The truth of the matter is, the black experience is saturated with sports lore. The very first heavyweight championships may not have been held in Europe at all but in West Africa where fistic prowess was so highly prized, the chiefs of the tribe may have been chosen by fist fights or wrestling matches.

The sheds of slavery were breeding grounds of pugilistic champions in the ante-bellum South when plantation owners pitted their most powerful slaves against one another and wagered heavily on the outcome. “Tom Molineaux was a slave in Richmond who won his freedom in a prize fight. His owner, Algernon Molineaux, who had bet heavily on the outcome, promised to free him if he won,” Ashe recounts.

Molineaux went to England where he became a famous bare-knuckle fighter, deprived of the world title when officials gave the British world title-holder, Tom Cribb, an illegal 10-minute rest between rounds, in an historic match in 1810.

“Bill Richmond was a black from Staten Island who was not only the first black boxing champion but the first American one,” Ashe reveals. He, too, lost a 90-round fight to Cribb in England.

Baseball always flourished among black since its invention, Ashe discovered. Before Anson, blacks played in the organized leagues. After Anson, they played their own brand of baseball which those who watched it ruefully concluded was better than the Jim Crow brand. “A St. Louis writer once asked the best player in baseball, responded ‘Well, if you’re talking about the best player in organized baseball, it’s Babe Ruth. If you’re talking about the best player in all baseball, it’s John Henry Lloyd.’ ” Ashe reports. Lloyd was a shortstop who could hit home runs or catch ground balls upside-down with the same degree of skill and nonchalance.

Advertisement

A baseball team calling itself “The New York Cuban Giants” probably were of World Series caliber in the segregation era. “To get into New York dining rooms, they invented this patois which no one else could understand and they passed themselves off as Cubans,” Ashe recounts. John McGraw tried to sign one of them, re-christened him “John Tokohoma” and sold him as an American Indian--until his family showed up at a pre-season game one day and his cover was blown. “The league wanted to know what tribe that was,” McGraw noted ruefully.

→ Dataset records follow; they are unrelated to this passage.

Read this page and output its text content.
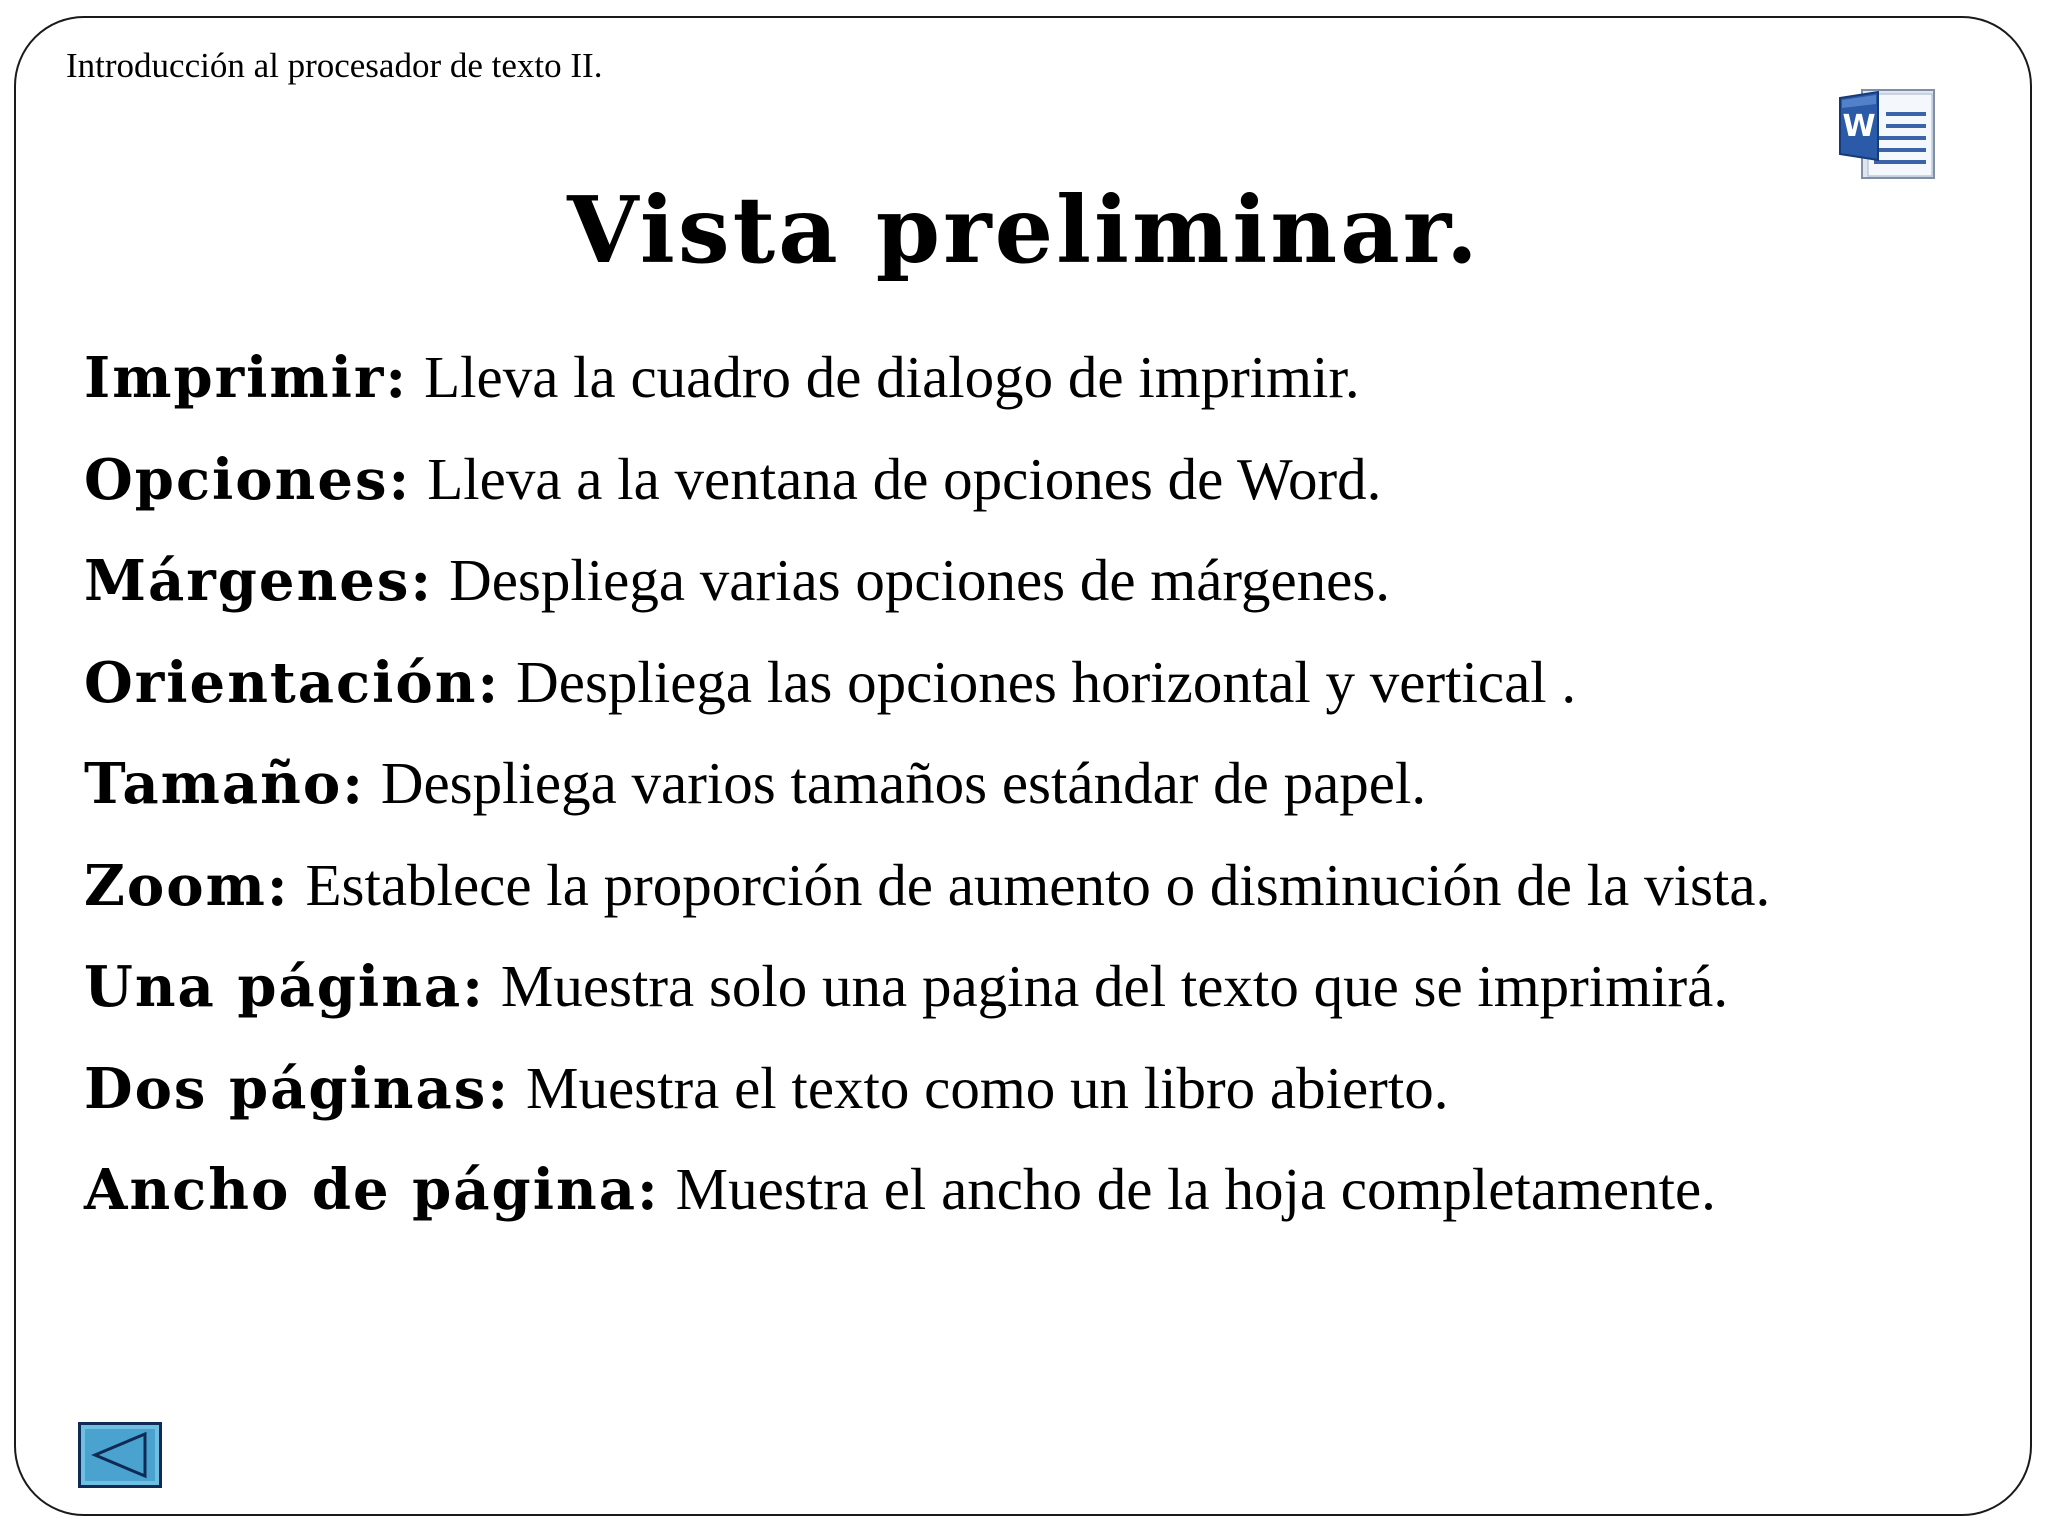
Introducción al procesador de texto II.
W
Vista preliminar.
Imprimir: Lleva la cuadro de dialogo de imprimir.
Opciones: Lleva a la ventana de opciones de Word.
Márgenes: Despliega varias opciones de márgenes.
Orientación: Despliega las opciones horizontal y vertical .
Tamaño: Despliega varios tamaños estándar de papel.
Zoom: Establece la proporción de aumento o disminución de la vista.
Una página: Muestra solo una pagina del texto que se imprimirá.
Dos páginas: Muestra el texto como un libro abierto.
Ancho de página: Muestra el ancho de la hoja completamente.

Athletics were a cultural heritage not a genetic heritage. The games people play were always big in the black community, from plantation to ghetto, as Ashe discovered in researching what will be a book.

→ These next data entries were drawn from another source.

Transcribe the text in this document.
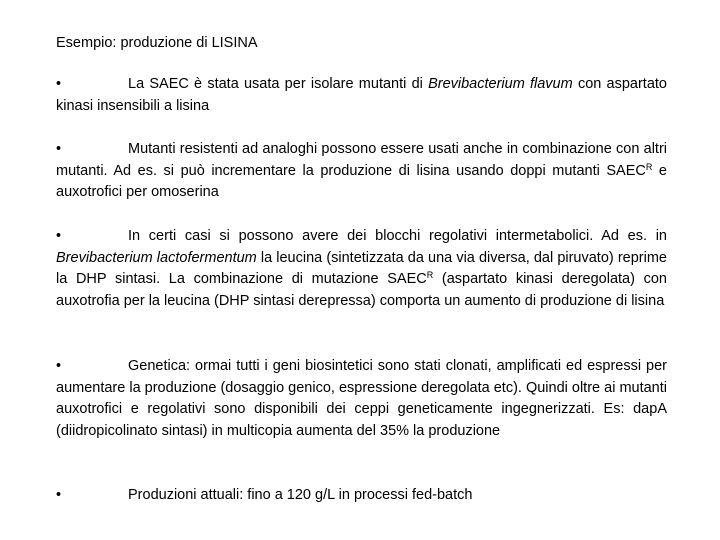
Esempio: produzione di LISINA
•	La SAEC è stata usata per isolare mutanti di Brevibacterium flavum con aspartato kinasi insensibili a lisina
•	Mutanti resistenti ad analoghi possono essere usati anche in combinazione con altri mutanti. Ad es. si può incrementare la produzione di lisina usando doppi mutanti $SAEC^R$ e auxotrofici per omoserina
•	In certi casi si possono avere dei blocchi regolativi intermetabolici. Ad es. in Brevibacterium lactofermentum la leucina (sintetizzata da una via diversa, dal piruvato) reprime la DHP sintasi. La combinazione di mutazione $SAEC^R$ (aspartato kinasi deregolata) con auxotrofia per la leucina (DHP sintasi derepressa) comporta un aumento di produzione di lisina
•	Genetica: ormai tutti i geni biosintetici sono stati clonati, amplificati ed espressi per aumentare la produzione (dosaggio genico, espressione deregolata etc). Quindi oltre ai mutanti auxotrofici e regolativi sono disponibili dei ceppi geneticamente ingegnerizzati. Es: dapA (diidropicolinato sintasi) in multicopia aumenta del 35% la produzione
•	Produzioni attuali: fino a 120 g/L in processi fed-batch
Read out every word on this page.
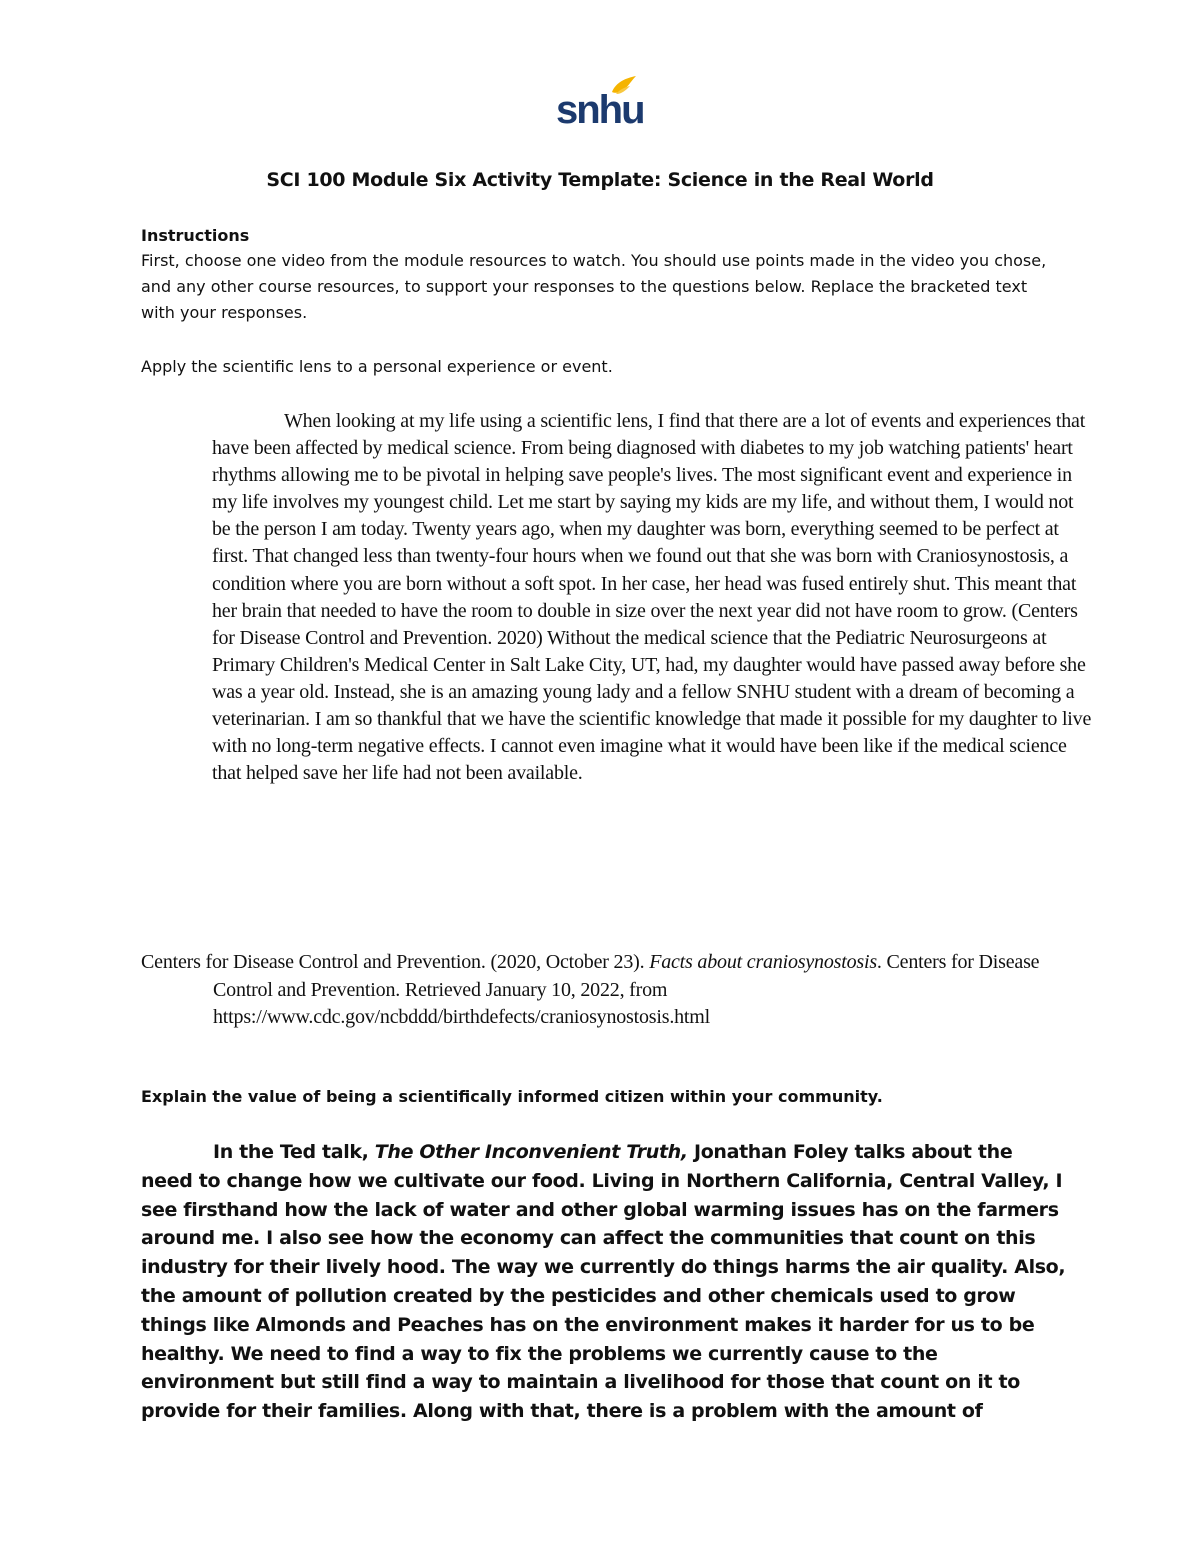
snhu
SCI 100 Module Six Activity Template: Science in the Real World
Instructions
First, choose one video from the module resources to watch. You should use points made in the video you chose, and any other course resources, to support your responses to the questions below. Replace the bracketed text with your responses.
Apply the scientific lens to a personal experience or event.
When looking at my life using a scientific lens, I find that there are a lot of events and experiences that have been affected by medical science. From being diagnosed with diabetes to my job watching patients' heart rhythms allowing me to be pivotal in helping save people's lives. The most significant event and experience in my life involves my youngest child. Let me start by saying my kids are my life, and without them, I would not be the person I am today. Twenty years ago, when my daughter was born, everything seemed to be perfect at first. That changed less than twenty-four hours when we found out that she was born with Craniosynostosis, a condition where you are born without a soft spot. In her case, her head was fused entirely shut. This meant that her brain that needed to have the room to double in size over the next year did not have room to grow. (Centers for Disease Control and Prevention. 2020) Without the medical science that the Pediatric Neurosurgeons at Primary Children's Medical Center in Salt Lake City, UT, had, my daughter would have passed away before she was a year old. Instead, she is an amazing young lady and a fellow SNHU student with a dream of becoming a veterinarian. I am so thankful that we have the scientific knowledge that made it possible for my daughter to live with no long-term negative effects. I cannot even imagine what it would have been like if the medical science that helped save her life had not been available.
Centers for Disease Control and Prevention. (2020, October 23). Facts about craniosynostosis. Centers for Disease Control and Prevention. Retrieved January 10, 2022, from https://www.cdc.gov/ncbddd/birthdefects/craniosynostosis.html
Explain the value of being a scientifically informed citizen within your community.
In the Ted talk, The Other Inconvenient Truth, Jonathan Foley talks about the need to change how we cultivate our food. Living in Northern California, Central Valley, I see firsthand how the lack of water and other global warming issues has on the farmers around me. I also see how the economy can affect the communities that count on this industry for their lively hood. The way we currently do things harms the air quality. Also, the amount of pollution created by the pesticides and other chemicals used to grow things like Almonds and Peaches has on the environment makes it harder for us to be healthy. We need to find a way to fix the problems we currently cause to the environment but still find a way to maintain a livelihood for those that count on it to provide for their families. Along with that, there is a problem with the amount of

All the names listed above, forgotten by history, were of super-athletes who would be flying their own airplanes today. Dolly King was once described by Clair Bee, Long Island U. coach, as “the best basketball player I ever did see.” William H. Lewis played something called “center rush” for Harvard and Amherst and was probably Harvard’s last All American. Rube Foster was “the black Ty Cobb only better,” one writer wrote.

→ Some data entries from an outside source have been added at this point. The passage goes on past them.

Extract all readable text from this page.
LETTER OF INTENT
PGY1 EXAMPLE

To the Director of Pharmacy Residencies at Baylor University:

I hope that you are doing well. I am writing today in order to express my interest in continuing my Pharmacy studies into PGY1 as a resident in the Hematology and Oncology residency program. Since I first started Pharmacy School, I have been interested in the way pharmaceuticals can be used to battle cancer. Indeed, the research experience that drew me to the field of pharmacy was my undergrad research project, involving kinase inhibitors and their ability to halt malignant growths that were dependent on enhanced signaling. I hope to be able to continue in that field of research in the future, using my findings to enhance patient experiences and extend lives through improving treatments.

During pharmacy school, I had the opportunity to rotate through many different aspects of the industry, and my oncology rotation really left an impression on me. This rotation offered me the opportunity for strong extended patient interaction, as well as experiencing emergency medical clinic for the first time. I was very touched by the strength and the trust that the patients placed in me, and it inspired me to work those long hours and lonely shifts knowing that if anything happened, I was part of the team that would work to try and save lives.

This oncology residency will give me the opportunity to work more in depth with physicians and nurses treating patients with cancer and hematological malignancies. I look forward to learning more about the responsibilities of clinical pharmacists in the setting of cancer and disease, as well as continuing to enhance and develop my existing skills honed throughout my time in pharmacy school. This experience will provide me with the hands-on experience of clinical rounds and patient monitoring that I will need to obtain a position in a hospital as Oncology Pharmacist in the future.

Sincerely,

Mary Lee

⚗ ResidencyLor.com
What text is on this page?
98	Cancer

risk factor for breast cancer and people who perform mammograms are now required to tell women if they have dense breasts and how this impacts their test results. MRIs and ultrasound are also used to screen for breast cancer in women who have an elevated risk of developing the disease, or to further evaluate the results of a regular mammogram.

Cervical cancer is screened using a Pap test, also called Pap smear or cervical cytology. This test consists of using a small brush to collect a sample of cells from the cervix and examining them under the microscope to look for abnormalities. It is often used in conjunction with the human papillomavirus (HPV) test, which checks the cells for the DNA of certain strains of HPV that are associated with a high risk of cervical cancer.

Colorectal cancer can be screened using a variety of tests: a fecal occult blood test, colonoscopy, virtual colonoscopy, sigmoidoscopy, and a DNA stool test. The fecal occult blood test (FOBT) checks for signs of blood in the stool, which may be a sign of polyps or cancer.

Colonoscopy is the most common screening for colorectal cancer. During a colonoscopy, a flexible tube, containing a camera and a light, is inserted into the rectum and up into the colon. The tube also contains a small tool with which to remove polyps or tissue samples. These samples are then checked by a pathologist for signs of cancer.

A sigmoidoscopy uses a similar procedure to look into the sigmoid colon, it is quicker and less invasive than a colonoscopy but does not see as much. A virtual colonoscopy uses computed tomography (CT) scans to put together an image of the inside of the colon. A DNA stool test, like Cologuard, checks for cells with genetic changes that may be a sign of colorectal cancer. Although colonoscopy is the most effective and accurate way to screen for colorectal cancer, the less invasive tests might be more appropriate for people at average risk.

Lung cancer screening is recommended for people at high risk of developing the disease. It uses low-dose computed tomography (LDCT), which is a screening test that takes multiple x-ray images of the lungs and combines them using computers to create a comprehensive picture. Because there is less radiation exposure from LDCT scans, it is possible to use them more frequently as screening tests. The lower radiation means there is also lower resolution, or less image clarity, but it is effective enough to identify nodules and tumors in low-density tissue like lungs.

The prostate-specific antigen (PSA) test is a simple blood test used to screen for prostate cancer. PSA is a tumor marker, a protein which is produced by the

Paul Robeson was a great athlete before he was a great singer. Walter Camp himself singled him out as football’s greatest player in an era which had Red Grange, the Four Horsemen and George Gipp.

Arthur Ashe himself served a harsh apprenticeship in a sport where he had to learn his craft almost in the dark. Adversity may have had more to do with shaping the indomitability of black athletes than heredity.

The point Ashe makes is, the black athlete didn’t just roll out of bed with his ability. He really came from a long line of champions, people who had really worked to perfect and refine natural skill but were lost to history because they took the slave owner’s name. The black athletes come by their physical wealth the old-fashioned way. They inherited it.